CentOS and Oracle Release Their RHEL 6.2 Clones!
Well, that was quick! No sooner than 6.1 is out, now 6.2 is out! Dewd!
CentOS and Oracle release their Red Hat 6.2 clones
“The CentOS project must have overclocked its coffeemakers to the max, as the team released CentOS 6.2 only a week after it let go with CentOS 6.1. As noted by The H, the surprise appearance of CentOS 6.2 coincided with Oracle’s release of its own RHEL clone Oracle Linux 6.2 (see farther below).
CentOS 6.1 was almost seven months in the making, but followed its Red Hat Linux Enterprise (RHEL) 6.1 master at a faster clip than did CentOS 6.0 in its imitation of RHEL 6.0. The CentOS 6.2 release bests that pace by a long shot, trailing RHEL 6.2 by only two weeks.
The community-driven, freely available CentOS 6.2 offers almost all the non-proprietary portions of RHEL 6.2, and is said to be 100 percent binary compatible.
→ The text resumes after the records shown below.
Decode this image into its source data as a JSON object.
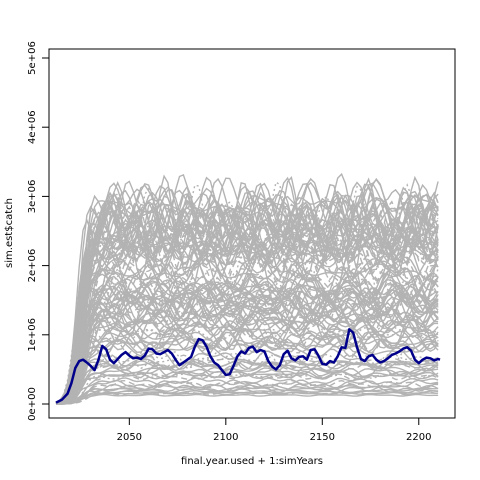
{
  "chart_data": {
    "type": "line",
    "title": "",
    "xlabel": "final.year.used + 1:simYears",
    "ylabel": "sim.est$catch",
    "xlim": [
      2012,
      2211
    ],
    "ylim": [
      0,
      5000000
    ],
    "x_ticks": [
      2050,
      2100,
      2150,
      2200
    ],
    "y_ticks": [
      {
        "value": 0,
        "label": "0e+00"
      },
      {
        "value": 1000000,
        "label": "1e+06"
      },
      {
        "value": 2000000,
        "label": "2e+06"
      },
      {
        "value": 3000000,
        "label": "3e+06"
      },
      {
        "value": 4000000,
        "label": "4e+06"
      },
      {
        "value": 5000000,
        "label": "5e+06"
      }
    ],
    "grid": false,
    "legend": "none",
    "colors": {
      "simulations": "#b3b3b3",
      "median": "#00008b"
    },
    "simulation_count": 120,
    "median_series": {
      "x": [
        2012,
        2015,
        2018,
        2020,
        2022,
        2024,
        2026,
        2028,
        2030,
        2032,
        2034,
        2036,
        2038,
        2040,
        2042,
        2044,
        2046,
        2048,
        2050,
        2052,
        2054,
        2056,
        2058,
        2060,
        2062,
        2064,
        2066,
        2068,
        2070,
        2072,
        2074,
        2076,
        2078,
        2080,
        2082,
        2084,
        2086,
        2088,
        2090,
        2092,
        2094,
        2096,
        2098,
        2100,
        2102,
        2104,
        2106,
        2108,
        2110,
        2112,
        2114,
        2116,
        2118,
        2120,
        2122,
        2124,
        2126,
        2128,
        2130,
        2132,
        2134,
        2136,
        2138,
        2140,
        2142,
        2144,
        2146,
        2148,
        2150,
        2152,
        2154,
        2156,
        2158,
        2160,
        2162,
        2164,
        2166,
        2168,
        2170,
        2172,
        2174,
        2176,
        2178,
        2180,
        2182,
        2184,
        2186,
        2188,
        2190,
        2192,
        2194,
        2196,
        2198,
        2200,
        2202,
        2204,
        2206,
        2208,
        2210,
        2211
      ],
      "y": [
        20000,
        60000,
        150000,
        300000,
        520000,
        620000,
        640000,
        600000,
        550000,
        490000,
        640000,
        840000,
        790000,
        640000,
        590000,
        650000,
        710000,
        750000,
        700000,
        660000,
        670000,
        650000,
        700000,
        800000,
        790000,
        730000,
        720000,
        750000,
        780000,
        730000,
        640000,
        560000,
        600000,
        640000,
        680000,
        830000,
        940000,
        920000,
        830000,
        690000,
        600000,
        560000,
        490000,
        420000,
        430000,
        550000,
        690000,
        760000,
        730000,
        810000,
        830000,
        750000,
        780000,
        760000,
        620000,
        540000,
        500000,
        560000,
        720000,
        770000,
        660000,
        630000,
        680000,
        690000,
        640000,
        780000,
        790000,
        700000,
        580000,
        570000,
        620000,
        600000,
        690000,
        820000,
        810000,
        1080000,
        1030000,
        820000,
        650000,
        620000,
        690000,
        710000,
        640000,
        600000,
        620000,
        660000,
        710000,
        730000,
        760000,
        800000,
        820000,
        770000,
        640000,
        590000,
        640000,
        670000,
        660000,
        630000,
        650000,
        640000
      ]
    }
  }
}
The distribution is available for i386 and x86_64 architectures.
Oracle Linux 6.2
Oracle Linux is a RHEL clone of a different stripe, as adds a RHEL-based Unbreakable Enterprise Kernel. In Oracle Linux 6.2, the Unbreakable Enterprise Kernel appears to be the main addition to the RHEL 6.2 foundation. The kernel, which is optimized for performance on Oracle software, was claimed by Oracle last year to be more than 75 percent faster than a RHEL kernel in OLTP performance, and 200 percent faster than Infiniband messaging.The kernel was also said to provide optimizations for large NUMA (Non-Uniform Memory Access) servers, plus improved power management and energy efficiency.
Both the CentOS and Oracle Linux releases are based on a RHEL 6.2 upgrade that introduced some fairly significant performance and scalability enhancements, especially on multicore platforms. Improvements were said to have been applied to resource management, high availability, storage and file system, and identity management components.
As an indication of its improved scalability on multicore systems, the release scored an all-time-high 22,000 users on the SAP SD benchmark, according to Red Hat.
In addition, RHEL 6.2’s new Transmit Packet Steering (XPS) technology, which lets administrators pre-assign a CPU to handle network transmission requests, can improve network throughput by up to 30 percent, says Red Hat. The new release also offers file system enhancements that reduce read-write times and boost overall system utilization, claims the company.”